It doesn’t bode well: ‘Mumford & Sons, Lana Del Rey, Frank Ocean win Brit Awards’. Fair enough, the NME has it’s so-self-conscious-it chafes Brat awards, but the Brits have become – ok, have always been – a pat on the back for record sales. I could not discern one single piece of artistically credible matter in the entire reportage that I glanced at on the cocaine-fest (not the glamourous, pained Bowie/Richards style of cocaine user; more the bored banker/Wetherspoons barman on a night-off type).
I recall Samantha Fox and Mick Fleetwood delivering an awful, and retrospectively utterly fantastic, Brits in 1989. Unrehearsed, shambling, mis-matched, uncaring, incompetent and only-there-for-the-money, the terrible duo in fact delivered entertainment gold, as the nation squirmed, and the editors rushed to edit. What we have now is an annual, heavily drilled, operation in light-entertainment ‘professionalism’; and as any pretentious writer will tell you, professionalism is the enemy of good art.
Muse kick off. FUCK OFF YOU BORING FIRE-HAZARD-LIKE YOKELS. Emilie Sande wins things. YOU TOO YOU FAUX SOULFUL/SYMPATHETIC, IDIOTIC WASTE OF SPACE. Lana Del Rey strolls up. TWO GOOD SONGS FROM A CYNICAL PRODUCT PROPELLED BY MEDIA-CANNY AND DADDY-MONEY. Oh hello, Mumford & Sons, missed you. PISS OFF BACK TO AMERICA AND KEEP YOUR RIDICULOUSLY INSINCERE SHOUT-OUTS TO YOURSELVES AND YOUR REVOLTING MARKETING COMPANIES. The Black Keys are over-polished blues-rock, and Frank Ocean overrated R&B, and the once-decent Alt-J embarrass themselves by out-marteteering their own marketing men (who are presumably too busy to bother being preoccupied in the legendary toilet cubicles blowing coke into each other’s bell-ends).

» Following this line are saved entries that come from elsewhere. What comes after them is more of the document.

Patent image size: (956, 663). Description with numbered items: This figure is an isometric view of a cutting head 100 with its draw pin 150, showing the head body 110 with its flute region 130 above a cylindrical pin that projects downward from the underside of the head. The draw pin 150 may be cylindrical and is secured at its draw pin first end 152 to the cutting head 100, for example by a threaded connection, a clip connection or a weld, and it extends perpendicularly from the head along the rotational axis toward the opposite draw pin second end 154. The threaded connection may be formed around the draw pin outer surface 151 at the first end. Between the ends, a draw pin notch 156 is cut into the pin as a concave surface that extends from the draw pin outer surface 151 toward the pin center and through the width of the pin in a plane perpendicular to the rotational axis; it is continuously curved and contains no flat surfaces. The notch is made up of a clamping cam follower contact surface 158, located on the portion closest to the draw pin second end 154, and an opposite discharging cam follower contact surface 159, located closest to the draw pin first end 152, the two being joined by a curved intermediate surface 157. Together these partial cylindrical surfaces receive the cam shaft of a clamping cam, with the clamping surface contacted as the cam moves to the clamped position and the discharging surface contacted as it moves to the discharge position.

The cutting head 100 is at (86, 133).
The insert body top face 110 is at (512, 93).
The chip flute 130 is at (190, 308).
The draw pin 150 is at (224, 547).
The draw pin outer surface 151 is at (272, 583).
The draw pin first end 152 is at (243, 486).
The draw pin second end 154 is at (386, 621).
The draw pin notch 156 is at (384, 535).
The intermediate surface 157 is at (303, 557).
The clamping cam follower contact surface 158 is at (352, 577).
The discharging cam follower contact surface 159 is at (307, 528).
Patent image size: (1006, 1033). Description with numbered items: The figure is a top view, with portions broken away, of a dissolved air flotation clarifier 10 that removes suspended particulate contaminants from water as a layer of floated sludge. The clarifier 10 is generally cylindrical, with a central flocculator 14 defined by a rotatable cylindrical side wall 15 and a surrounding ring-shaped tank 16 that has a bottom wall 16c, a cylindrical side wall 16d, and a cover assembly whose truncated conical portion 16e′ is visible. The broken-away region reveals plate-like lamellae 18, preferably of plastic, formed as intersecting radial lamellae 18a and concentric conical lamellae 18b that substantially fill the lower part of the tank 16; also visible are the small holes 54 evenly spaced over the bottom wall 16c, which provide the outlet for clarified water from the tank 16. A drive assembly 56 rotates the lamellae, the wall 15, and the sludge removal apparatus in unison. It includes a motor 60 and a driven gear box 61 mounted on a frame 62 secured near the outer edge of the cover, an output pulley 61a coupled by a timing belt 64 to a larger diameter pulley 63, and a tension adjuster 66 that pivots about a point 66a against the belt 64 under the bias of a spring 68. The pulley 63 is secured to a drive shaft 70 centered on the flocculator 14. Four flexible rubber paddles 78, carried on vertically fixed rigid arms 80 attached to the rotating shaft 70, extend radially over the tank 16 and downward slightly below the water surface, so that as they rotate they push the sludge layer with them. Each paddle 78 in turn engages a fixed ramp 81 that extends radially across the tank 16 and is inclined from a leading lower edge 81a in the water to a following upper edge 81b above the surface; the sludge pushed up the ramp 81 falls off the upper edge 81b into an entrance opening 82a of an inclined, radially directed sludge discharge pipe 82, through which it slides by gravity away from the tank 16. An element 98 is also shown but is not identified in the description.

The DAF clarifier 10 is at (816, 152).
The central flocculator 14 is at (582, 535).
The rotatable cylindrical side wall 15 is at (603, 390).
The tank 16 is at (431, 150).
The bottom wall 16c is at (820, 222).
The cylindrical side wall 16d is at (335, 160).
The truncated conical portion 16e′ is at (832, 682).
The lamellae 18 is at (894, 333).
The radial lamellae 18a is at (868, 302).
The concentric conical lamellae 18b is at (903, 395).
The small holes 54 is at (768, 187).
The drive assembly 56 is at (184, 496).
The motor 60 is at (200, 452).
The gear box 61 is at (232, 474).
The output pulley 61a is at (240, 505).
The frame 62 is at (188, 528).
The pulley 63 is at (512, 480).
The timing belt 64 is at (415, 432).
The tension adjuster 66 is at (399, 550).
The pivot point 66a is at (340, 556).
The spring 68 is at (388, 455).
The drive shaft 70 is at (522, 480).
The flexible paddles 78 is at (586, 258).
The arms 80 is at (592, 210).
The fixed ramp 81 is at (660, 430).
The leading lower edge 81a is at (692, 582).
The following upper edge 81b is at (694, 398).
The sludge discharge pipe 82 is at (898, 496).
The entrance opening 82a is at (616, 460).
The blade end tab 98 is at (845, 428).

Apparently Robbie Williams was there too, but I sadly missed it, and really he doesn’t need mentioning. If the recording, nay entertainment, industry is on it’s hands and knees, then despite it’s cosy, comforting, reassuringly capitalistic Jonathan King/Jim Davidson/Gary Glitter/Jimmy Savile appeal, the Brit Awards stands alongside it, maniacally primed like in the famous photo of the Vietnamese soldier on the brink of blowing that naked boys brains out.